Like blogging has done for travel writing, podcasting has opened “broadcasting” to a new set of producers and audiences.
Thanks for the post… and for anyone thinking about giving podcasting a whirl – go for it!
.-= Corey T´s last blog post: Irish Government Acquires Irish Fireside Podcast and Blog =-.
I got Supertintin for Skype and found it worked great – for 29.95 I can record calls of an unlimited length. (http://www.supertintin.com)
I “tried” to record a conference call but couldn’t get quality sound via Skype. If anyone has any suggestions, let me know.
for those who are on a Mac I recommend CallRecorder to record Skype.
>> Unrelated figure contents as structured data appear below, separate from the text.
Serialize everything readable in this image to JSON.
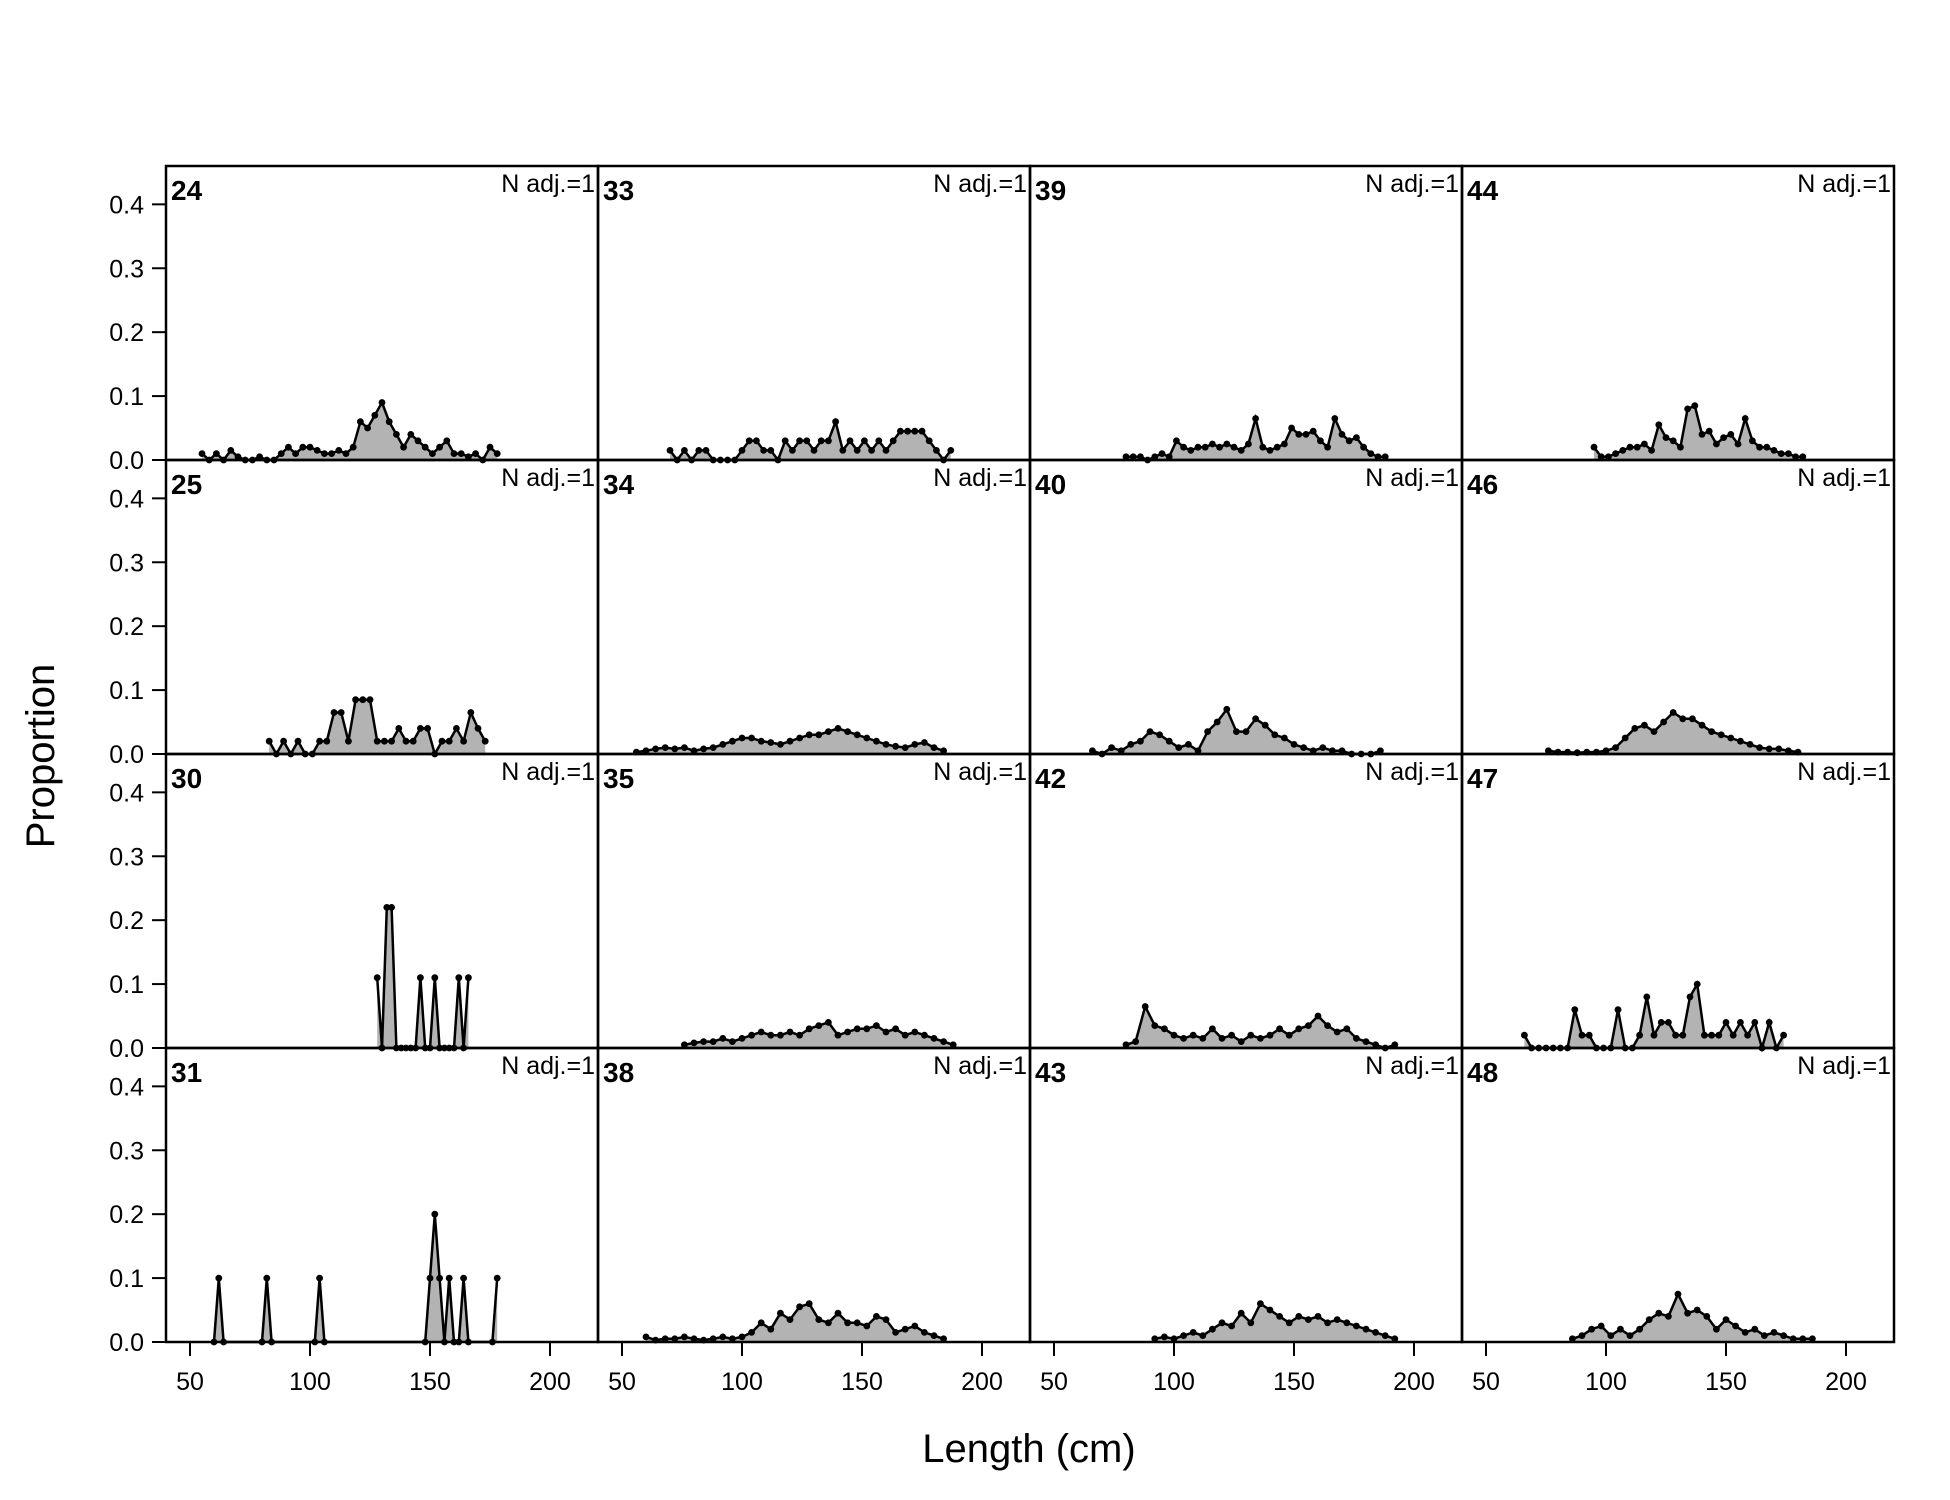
{
  "chart_data": {
    "type": "area",
    "xlabel": "Length (cm)",
    "ylabel": "Proportion",
    "xlim": [
      40,
      220
    ],
    "ylim": [
      0,
      0.46
    ],
    "xticks": [
      50,
      100,
      150,
      200
    ],
    "xtick_labels": [
      "50",
      "100",
      "150",
      "200"
    ],
    "yticks": [
      0.0,
      0.1,
      0.2,
      0.3,
      0.4
    ],
    "ytick_labels": [
      "0.0",
      "0.1",
      "0.2",
      "0.3",
      "0.4"
    ],
    "layout": {
      "rows": 4,
      "cols": 4,
      "order": "column-major"
    },
    "fill_color": "#b3b3b3",
    "line_color": "#000000",
    "panels": [
      {
        "label": "24",
        "annotation": "N adj.=1",
        "x": [
          55,
          58,
          61,
          64,
          67,
          70,
          73,
          76,
          79,
          82,
          85,
          88,
          91,
          94,
          97,
          100,
          103,
          106,
          109,
          112,
          115,
          118,
          121,
          124,
          127,
          130,
          133,
          136,
          139,
          142,
          145,
          148,
          151,
          154,
          157,
          160,
          163,
          166,
          169,
          172,
          175,
          178
        ],
        "y": [
          0.01,
          0.0,
          0.01,
          0.0,
          0.015,
          0.005,
          0.0,
          0.0,
          0.005,
          0.0,
          0.0,
          0.01,
          0.02,
          0.01,
          0.02,
          0.02,
          0.015,
          0.01,
          0.01,
          0.015,
          0.01,
          0.02,
          0.06,
          0.05,
          0.07,
          0.09,
          0.06,
          0.04,
          0.02,
          0.04,
          0.03,
          0.02,
          0.01,
          0.02,
          0.03,
          0.01,
          0.01,
          0.005,
          0.01,
          0.0,
          0.02,
          0.01
        ]
      },
      {
        "label": "25",
        "annotation": "N adj.=1",
        "x": [
          83,
          86,
          89,
          92,
          95,
          98,
          101,
          104,
          107,
          110,
          113,
          116,
          119,
          122,
          125,
          128,
          131,
          134,
          137,
          140,
          143,
          146,
          149,
          152,
          155,
          158,
          161,
          164,
          167,
          170,
          173
        ],
        "y": [
          0.02,
          0.0,
          0.02,
          0.0,
          0.02,
          0.0,
          0.0,
          0.02,
          0.02,
          0.065,
          0.065,
          0.02,
          0.085,
          0.085,
          0.085,
          0.02,
          0.02,
          0.02,
          0.04,
          0.02,
          0.02,
          0.04,
          0.04,
          0.0,
          0.02,
          0.02,
          0.04,
          0.02,
          0.065,
          0.04,
          0.02
        ]
      },
      {
        "label": "30",
        "annotation": "N adj.=1",
        "x": [
          128,
          130,
          132,
          134,
          136,
          138,
          140,
          142,
          144,
          146,
          148,
          150,
          152,
          154,
          156,
          158,
          160,
          162,
          164,
          166
        ],
        "y": [
          0.11,
          0.0,
          0.22,
          0.22,
          0.0,
          0.0,
          0.0,
          0.0,
          0.0,
          0.11,
          0.0,
          0.0,
          0.11,
          0.0,
          0.0,
          0.0,
          0.0,
          0.11,
          0.0,
          0.11
        ]
      },
      {
        "label": "31",
        "annotation": "N adj.=1",
        "x": [
          60,
          62,
          64,
          80,
          82,
          84,
          102,
          104,
          106,
          148,
          150,
          152,
          154,
          156,
          158,
          160,
          162,
          164,
          166,
          176,
          178
        ],
        "y": [
          0.0,
          0.1,
          0.0,
          0.0,
          0.1,
          0.0,
          0.0,
          0.1,
          0.0,
          0.0,
          0.1,
          0.2,
          0.1,
          0.0,
          0.1,
          0.0,
          0.0,
          0.1,
          0.0,
          0.0,
          0.1
        ]
      },
      {
        "label": "33",
        "annotation": "N adj.=1",
        "x": [
          70,
          73,
          76,
          79,
          82,
          85,
          88,
          91,
          94,
          97,
          100,
          103,
          106,
          109,
          112,
          115,
          118,
          121,
          124,
          127,
          130,
          133,
          136,
          139,
          142,
          145,
          148,
          151,
          154,
          157,
          160,
          163,
          166,
          169,
          172,
          175,
          178,
          181,
          184,
          187
        ],
        "y": [
          0.015,
          0.0,
          0.015,
          0.0,
          0.015,
          0.015,
          0.0,
          0.0,
          0.0,
          0.0,
          0.015,
          0.03,
          0.03,
          0.015,
          0.015,
          0.0,
          0.03,
          0.015,
          0.03,
          0.03,
          0.015,
          0.03,
          0.03,
          0.06,
          0.015,
          0.03,
          0.015,
          0.03,
          0.015,
          0.03,
          0.015,
          0.03,
          0.045,
          0.045,
          0.045,
          0.045,
          0.03,
          0.015,
          0.0,
          0.015
        ]
      },
      {
        "label": "34",
        "annotation": "N adj.=1",
        "x": [
          56,
          60,
          64,
          68,
          72,
          76,
          80,
          84,
          88,
          92,
          96,
          100,
          104,
          108,
          112,
          116,
          120,
          124,
          128,
          132,
          136,
          140,
          144,
          148,
          152,
          156,
          160,
          164,
          168,
          172,
          176,
          180,
          184
        ],
        "y": [
          0.003,
          0.005,
          0.008,
          0.01,
          0.008,
          0.01,
          0.005,
          0.008,
          0.01,
          0.015,
          0.02,
          0.025,
          0.025,
          0.02,
          0.018,
          0.015,
          0.02,
          0.025,
          0.03,
          0.03,
          0.035,
          0.04,
          0.035,
          0.03,
          0.025,
          0.02,
          0.015,
          0.012,
          0.01,
          0.015,
          0.018,
          0.01,
          0.005
        ]
      },
      {
        "label": "35",
        "annotation": "N adj.=1",
        "x": [
          76,
          80,
          84,
          88,
          92,
          96,
          100,
          104,
          108,
          112,
          116,
          120,
          124,
          128,
          132,
          136,
          140,
          144,
          148,
          152,
          156,
          160,
          164,
          168,
          172,
          176,
          180,
          184,
          188
        ],
        "y": [
          0.005,
          0.008,
          0.01,
          0.01,
          0.015,
          0.01,
          0.015,
          0.02,
          0.025,
          0.02,
          0.02,
          0.025,
          0.02,
          0.03,
          0.035,
          0.04,
          0.02,
          0.025,
          0.03,
          0.03,
          0.035,
          0.025,
          0.03,
          0.02,
          0.025,
          0.02,
          0.015,
          0.01,
          0.005
        ]
      },
      {
        "label": "38",
        "annotation": "N adj.=1",
        "x": [
          60,
          64,
          68,
          72,
          76,
          80,
          84,
          88,
          92,
          96,
          100,
          104,
          108,
          112,
          116,
          120,
          124,
          128,
          132,
          136,
          140,
          144,
          148,
          152,
          156,
          160,
          164,
          168,
          172,
          176,
          180,
          184
        ],
        "y": [
          0.008,
          0.003,
          0.005,
          0.005,
          0.008,
          0.005,
          0.003,
          0.005,
          0.008,
          0.005,
          0.008,
          0.015,
          0.03,
          0.02,
          0.045,
          0.035,
          0.055,
          0.06,
          0.035,
          0.03,
          0.045,
          0.03,
          0.03,
          0.025,
          0.04,
          0.035,
          0.015,
          0.02,
          0.025,
          0.015,
          0.01,
          0.005
        ]
      },
      {
        "label": "39",
        "annotation": "N adj.=1",
        "x": [
          80,
          83,
          86,
          89,
          92,
          95,
          98,
          101,
          104,
          107,
          110,
          113,
          116,
          119,
          122,
          125,
          128,
          131,
          134,
          137,
          140,
          143,
          146,
          149,
          152,
          155,
          158,
          161,
          164,
          167,
          170,
          173,
          176,
          179,
          182,
          185,
          188
        ],
        "y": [
          0.005,
          0.005,
          0.005,
          0.0,
          0.005,
          0.01,
          0.005,
          0.03,
          0.02,
          0.015,
          0.02,
          0.02,
          0.025,
          0.02,
          0.025,
          0.02,
          0.015,
          0.025,
          0.065,
          0.02,
          0.015,
          0.02,
          0.025,
          0.05,
          0.04,
          0.04,
          0.045,
          0.03,
          0.02,
          0.065,
          0.04,
          0.03,
          0.035,
          0.02,
          0.01,
          0.005,
          0.005
        ]
      },
      {
        "label": "40",
        "annotation": "N adj.=1",
        "x": [
          66,
          70,
          74,
          78,
          82,
          86,
          90,
          94,
          98,
          102,
          106,
          110,
          114,
          118,
          122,
          126,
          130,
          134,
          138,
          142,
          146,
          150,
          154,
          158,
          162,
          166,
          170,
          174,
          178,
          182,
          186
        ],
        "y": [
          0.005,
          0.0,
          0.01,
          0.005,
          0.015,
          0.02,
          0.035,
          0.03,
          0.02,
          0.01,
          0.015,
          0.005,
          0.035,
          0.05,
          0.07,
          0.035,
          0.035,
          0.055,
          0.045,
          0.03,
          0.025,
          0.015,
          0.01,
          0.005,
          0.01,
          0.005,
          0.005,
          0.0,
          0.0,
          0.0,
          0.005
        ]
      },
      {
        "label": "42",
        "annotation": "N adj.=1",
        "x": [
          80,
          84,
          88,
          92,
          96,
          100,
          104,
          108,
          112,
          116,
          120,
          124,
          128,
          132,
          136,
          140,
          144,
          148,
          152,
          156,
          160,
          164,
          168,
          172,
          176,
          180,
          184,
          188,
          192
        ],
        "y": [
          0.005,
          0.01,
          0.065,
          0.035,
          0.03,
          0.02,
          0.015,
          0.02,
          0.015,
          0.03,
          0.015,
          0.02,
          0.01,
          0.02,
          0.015,
          0.02,
          0.03,
          0.02,
          0.03,
          0.035,
          0.05,
          0.035,
          0.025,
          0.03,
          0.015,
          0.01,
          0.005,
          0.0,
          0.005
        ]
      },
      {
        "label": "43",
        "annotation": "N adj.=1",
        "x": [
          92,
          96,
          100,
          104,
          108,
          112,
          116,
          120,
          124,
          128,
          132,
          136,
          140,
          144,
          148,
          152,
          156,
          160,
          164,
          168,
          172,
          176,
          180,
          184,
          188,
          192
        ],
        "y": [
          0.005,
          0.008,
          0.005,
          0.01,
          0.015,
          0.01,
          0.02,
          0.03,
          0.025,
          0.045,
          0.03,
          0.06,
          0.05,
          0.04,
          0.03,
          0.04,
          0.035,
          0.04,
          0.03,
          0.035,
          0.03,
          0.025,
          0.02,
          0.015,
          0.01,
          0.005
        ]
      },
      {
        "label": "44",
        "annotation": "N adj.=1",
        "x": [
          95,
          98,
          101,
          104,
          107,
          110,
          113,
          116,
          119,
          122,
          125,
          128,
          131,
          134,
          137,
          140,
          143,
          146,
          149,
          152,
          155,
          158,
          161,
          164,
          167,
          170,
          173,
          176,
          179,
          182
        ],
        "y": [
          0.02,
          0.005,
          0.005,
          0.01,
          0.015,
          0.02,
          0.02,
          0.025,
          0.015,
          0.055,
          0.035,
          0.03,
          0.02,
          0.08,
          0.085,
          0.04,
          0.045,
          0.025,
          0.035,
          0.04,
          0.025,
          0.065,
          0.03,
          0.02,
          0.02,
          0.015,
          0.01,
          0.01,
          0.005,
          0.005
        ]
      },
      {
        "label": "46",
        "annotation": "N adj.=1",
        "x": [
          76,
          80,
          84,
          88,
          92,
          96,
          100,
          104,
          108,
          112,
          116,
          120,
          124,
          128,
          132,
          136,
          140,
          144,
          148,
          152,
          156,
          160,
          164,
          168,
          172,
          176,
          180
        ],
        "y": [
          0.005,
          0.003,
          0.003,
          0.002,
          0.003,
          0.003,
          0.005,
          0.01,
          0.025,
          0.04,
          0.045,
          0.035,
          0.05,
          0.065,
          0.055,
          0.055,
          0.045,
          0.035,
          0.03,
          0.025,
          0.02,
          0.015,
          0.01,
          0.008,
          0.008,
          0.005,
          0.003
        ]
      },
      {
        "label": "47",
        "annotation": "N adj.=1",
        "x": [
          66,
          69,
          72,
          75,
          78,
          81,
          84,
          87,
          90,
          93,
          96,
          99,
          102,
          105,
          108,
          111,
          114,
          117,
          120,
          123,
          126,
          129,
          132,
          135,
          138,
          141,
          144,
          147,
          150,
          153,
          156,
          159,
          162,
          165,
          168,
          171,
          174
        ],
        "y": [
          0.02,
          0.0,
          0.0,
          0.0,
          0.0,
          0.0,
          0.0,
          0.06,
          0.02,
          0.02,
          0.0,
          0.0,
          0.0,
          0.06,
          0.0,
          0.0,
          0.02,
          0.08,
          0.02,
          0.04,
          0.04,
          0.02,
          0.02,
          0.08,
          0.1,
          0.02,
          0.02,
          0.02,
          0.04,
          0.02,
          0.04,
          0.02,
          0.04,
          0.0,
          0.04,
          0.0,
          0.02
        ]
      },
      {
        "label": "48",
        "annotation": "N adj.=1",
        "x": [
          86,
          90,
          94,
          98,
          102,
          106,
          110,
          114,
          118,
          122,
          126,
          130,
          134,
          138,
          142,
          146,
          150,
          154,
          158,
          162,
          166,
          170,
          174,
          178,
          182,
          186
        ],
        "y": [
          0.005,
          0.01,
          0.02,
          0.025,
          0.01,
          0.02,
          0.01,
          0.02,
          0.035,
          0.045,
          0.04,
          0.075,
          0.045,
          0.05,
          0.04,
          0.02,
          0.035,
          0.025,
          0.015,
          0.02,
          0.01,
          0.015,
          0.01,
          0.005,
          0.005,
          0.005
        ]
      }
    ]
  }
}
It is simple to record and reliable. There is some post processing because it records as a .mov file which you and your caller on seperate tracks.
thanks for good post.and i use IMCapture for skype on my Mac.
Thanks for the great advice. We’re looking to add podcasts to our marketing strategy and your advice is much appreciated.
What about me,i use IMCapture for Skype http://www.imcapture.com/IMCapture_for_Skype/ It’s prog for record audio and video calls.I like this simple prog.
For Skype recording best solution is using IMCapture.Allows to customize output quality. (stis software also has autorecording function)
As for recording skype calls i use IMCapture for Skype http://www.imcapture.com/IMCapture_for_Skype/
. I always record my interviews with it’s help.
Great tip – I actually think that having callers on separate tracks is a huge plus – since you can edit multiple tracks at the same time in Audacity…..one of the issues I’ve had is that not all of the callers voices were at the same levels or quality – it’s tough to edit them when they’re on the same track. Thanks!